MANILA--A consumer group on Wednesday said the government should buy the Petron refinery to prevent the company from closing the facility, and to lessen the country’s vulnerability to oil supply and price spikes.
Several news organizations have reported that Petron president and CEO Ramon Ang was planning to permanently shut down the oil company’s Bataan refinery allegedly because the tax system put it at a disadvantage against importers of finished products.
Petron has to pay taxes when it imports the crude oil and raw materials used at its refinery, and pay again when it sells its finished products.
Importers of finished products, meanwhile, have to pay taxes only after selling their products.
Ang, according to reports, said Petron would close its refinery “very soon” if its appeal to the government for a “level playing field” in the industry was not heeded.
Petron did not respond to ABS-CBN News' request for comment at the time this story was posted.
Former Trade Undersecretary Vic Dimagiba of Laban Konsyumer said the government should try to keep the country’s only remaining refinery operating and be wary of having the Philippines becoming dependent on the importation of refined oil products.
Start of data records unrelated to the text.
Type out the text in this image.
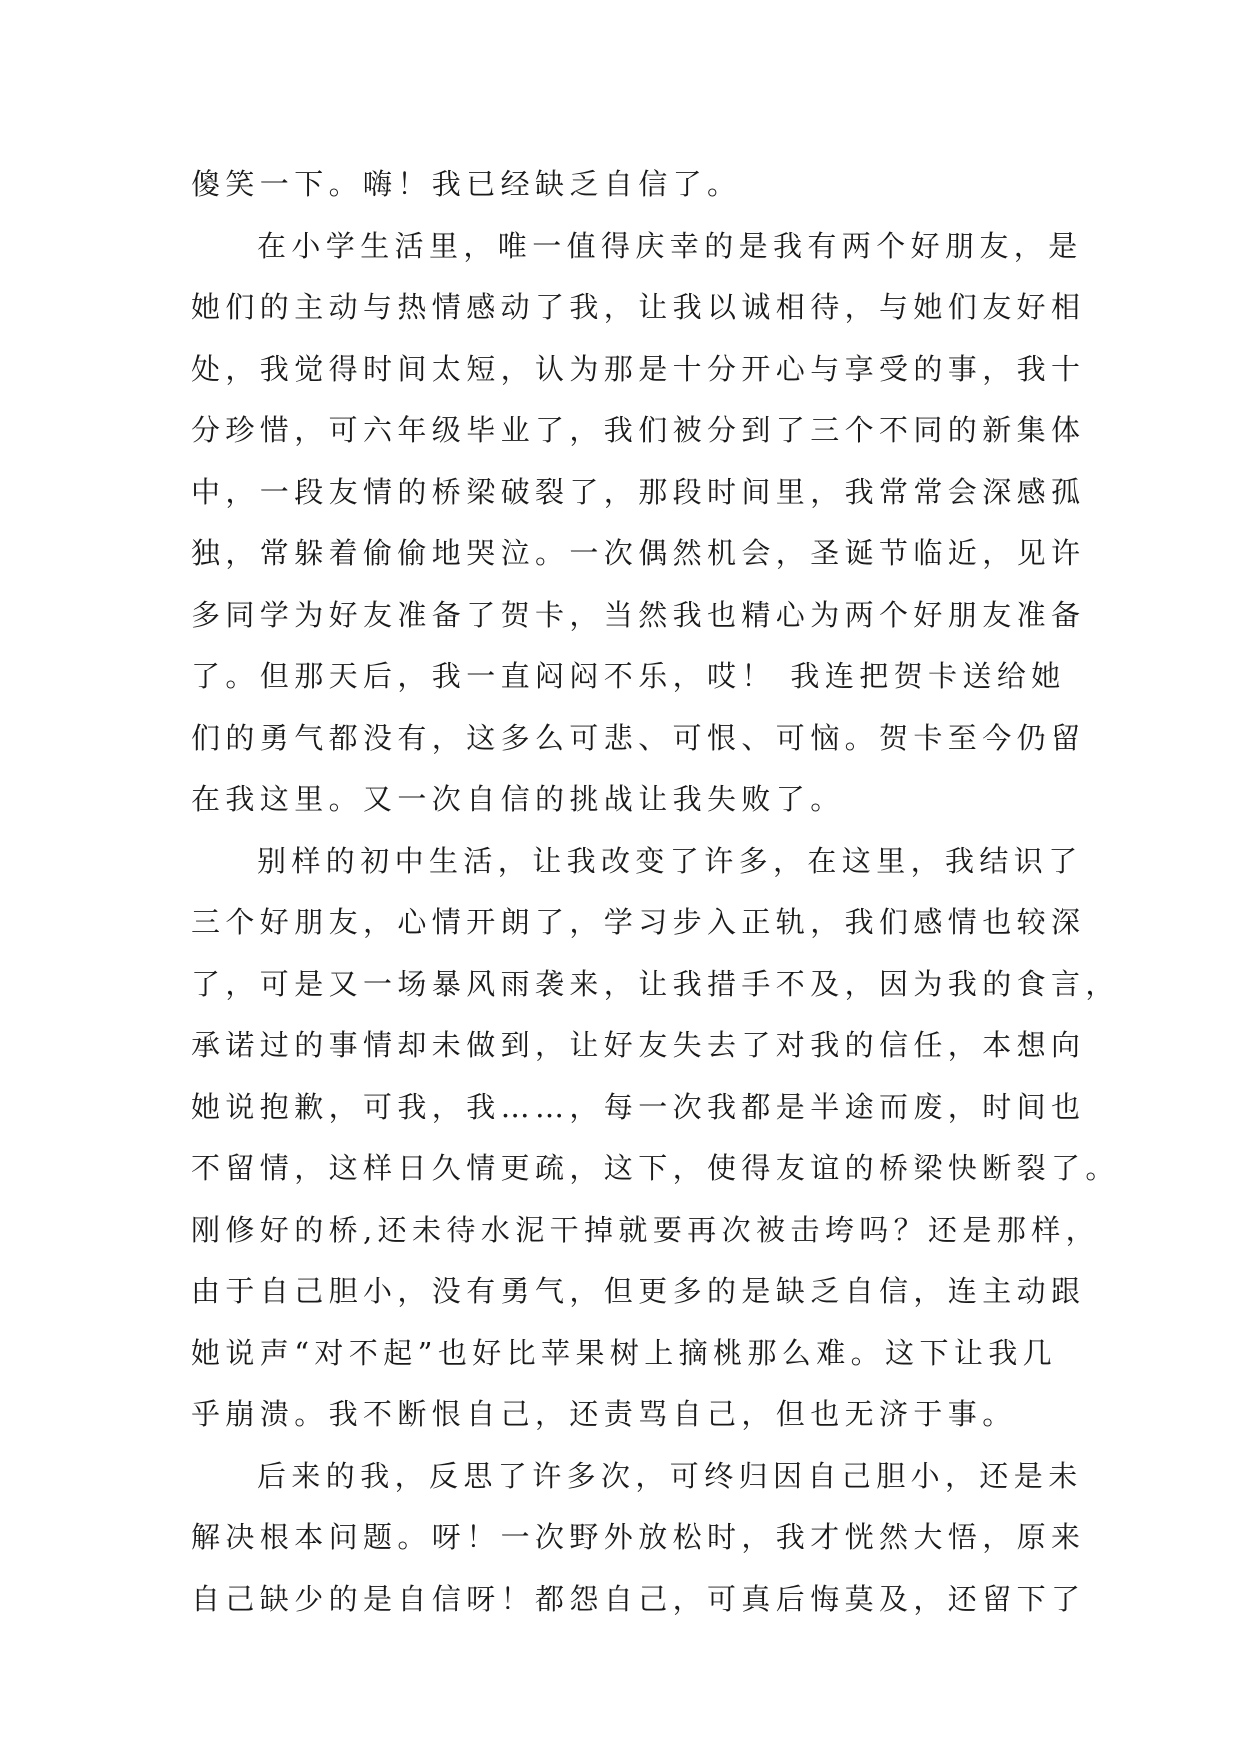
傻笑一下。嗨！我已经缺乏自信了。
在小学生活里，唯一值得庆幸的是我有两个好朋友，是
她们的主动与热情感动了我，让我以诚相待，与她们友好相
处，我觉得时间太短，认为那是十分开心与享受的事，我十
分珍惜，可六年级毕业了，我们被分到了三个不同的新集体
中，一段友情的桥梁破裂了，那段时间里，我常常会深感孤
独，常躲着偷偷地哭泣。一次偶然机会，圣诞节临近，见许
多同学为好友准备了贺卡，当然我也精心为两个好朋友准备
了。但那天后，我一直闷闷不乐，哎！ 我连把贺卡送给她
们的勇气都没有，这多么可悲、可恨、可恼。贺卡至今仍留
在我这里。又一次自信的挑战让我失败了。
别样的初中生活，让我改变了许多，在这里，我结识了
三个好朋友，心情开朗了，学习步入正轨，我们感情也较深
了，可是又一场暴风雨袭来，让我措手不及，因为我的食言，
承诺过的事情却未做到，让好友失去了对我的信任，本想向
她说抱歉，可我，我……，每一次我都是半途而废，时间也
不留情，这样日久情更疏，这下，使得友谊的桥梁快断裂了。
刚修好的桥,还未待水泥干掉就要再次被击垮吗？还是那样，
由于自己胆小，没有勇气，但更多的是缺乏自信，连主动跟
她说声“对不起”也好比苹果树上摘桃那么难。这下让我几
乎崩溃。我不断恨自己，还责骂自己，但也无济于事。
后来的我，反思了许多次，可终归因自己胆小，还是未
解决根本问题。呀！一次野外放松时，我才恍然大悟，原来
自己缺少的是自信呀！都怨自己，可真后悔莫及，还留下了
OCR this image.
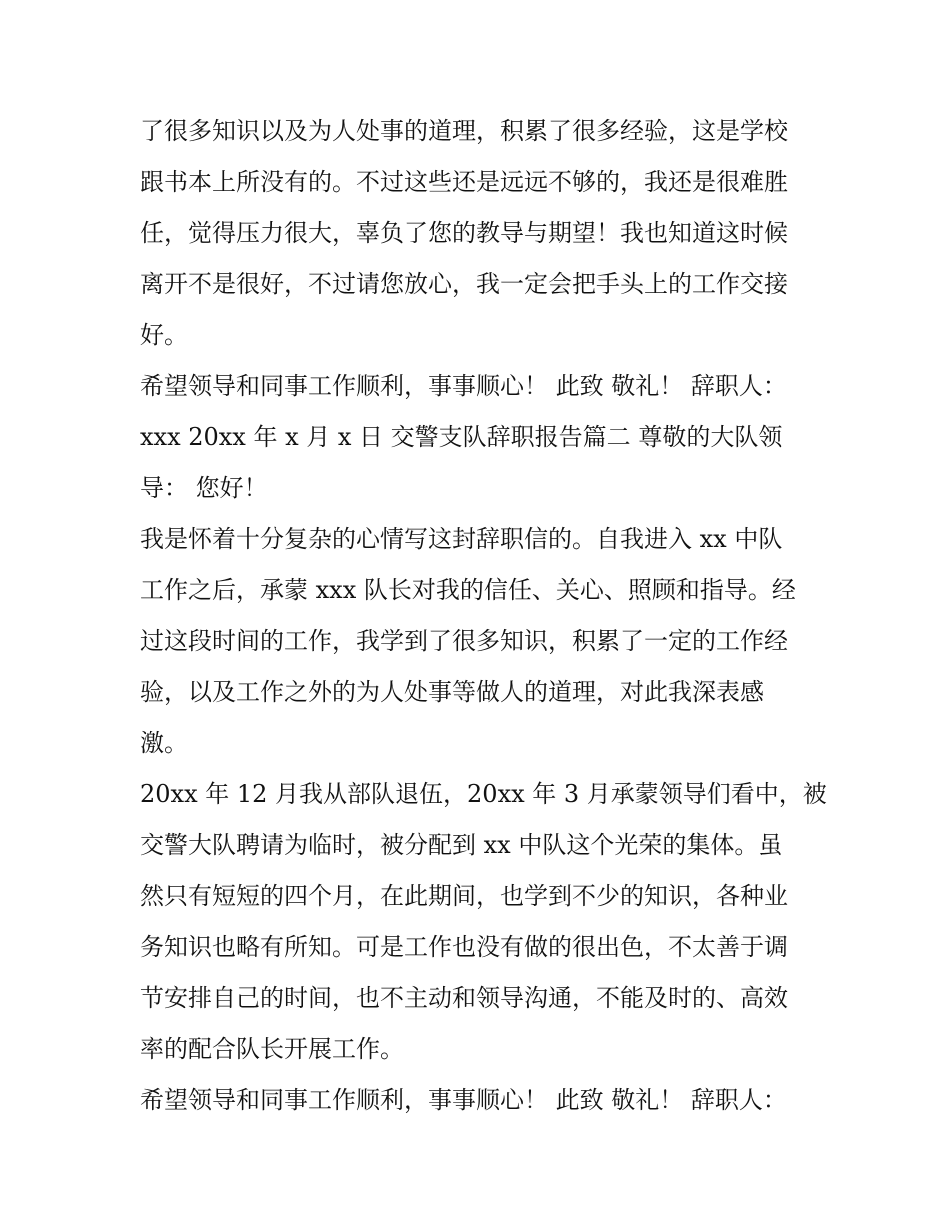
了很多知识以及为人处事的道理，积累了很多经验，这是学校
跟书本上所没有的。不过这些还是远远不够的，我还是很难胜
任，觉得压力很大，辜负了您的教导与期望！我也知道这时候
离开不是很好，不过请您放心，我一定会把手头上的工作交接
好。
希望领导和同事工作顺利，事事顺心！ 此致 敬礼！ 辞职人：
xxx 20xx 年 x 月 x 日 交警支队辞职报告篇二 尊敬的大队领
导： 您好！
我是怀着十分复杂的心情写这封辞职信的。自我进入 xx 中队
工作之后，承蒙 xxx 队长对我的信任、关心、照顾和指导。经
过这段时间的工作，我学到了很多知识，积累了一定的工作经
验，以及工作之外的为人处事等做人的道理，对此我深表感
激。
20xx 年 12 月我从部队退伍，20xx 年 3 月承蒙领导们看中，被
交警大队聘请为临时，被分配到 xx 中队这个光荣的集体。虽
然只有短短的四个月，在此期间，也学到不少的知识，各种业
务知识也略有所知。可是工作也没有做的很出色，不太善于调
节安排自己的时间，也不主动和领导沟通，不能及时的、高效
率的配合队长开展工作。
希望领导和同事工作顺利，事事顺心！ 此致 敬礼！ 辞职人：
“Yung may refinery ka sa bansa mo, you can keep inventory of crude oil. And then yung crude oil mo may flexibility ka to refine it to gasoline or to diesel. In other words, what I am saying is kung may problema sa supply ng diesel, you can produce more diesel than gasoline, and vice versa," Dimagiba said.
Dimagiba said the government should consider buying the refinery, or find a buyer who can keep it running.
“What I am saying is that, historically, maybe government should consider buying back for the strategic reason it has served over the years,” Dimagiba said.
Another alternative would be for Petron to simply put itself and its refinery on sale, and find a buyer who can continue operating the facility.
Last August, Pilipinas Shell announced the permanent closure of its refinery in Batangas, citing it was no longer economically viable for it to continue running the facility.
Dimgaiba added that San Miguel, which owns Petron, should have taken steps to protect its own interests when lawmakers were still discussing the planned reforms to fuel excise taxes in the Tax Reform for Acceleration and Inclusion or TRAIN law.
Petron posted a net loss of P14.2 billion for the first six months of 2020 versus its P2.6 billion net income in 2019 as fuel demand cratered during the COVID-19 lockdowns.
Two years ago, Petron said it was planning to build a new refinery to boost capacity.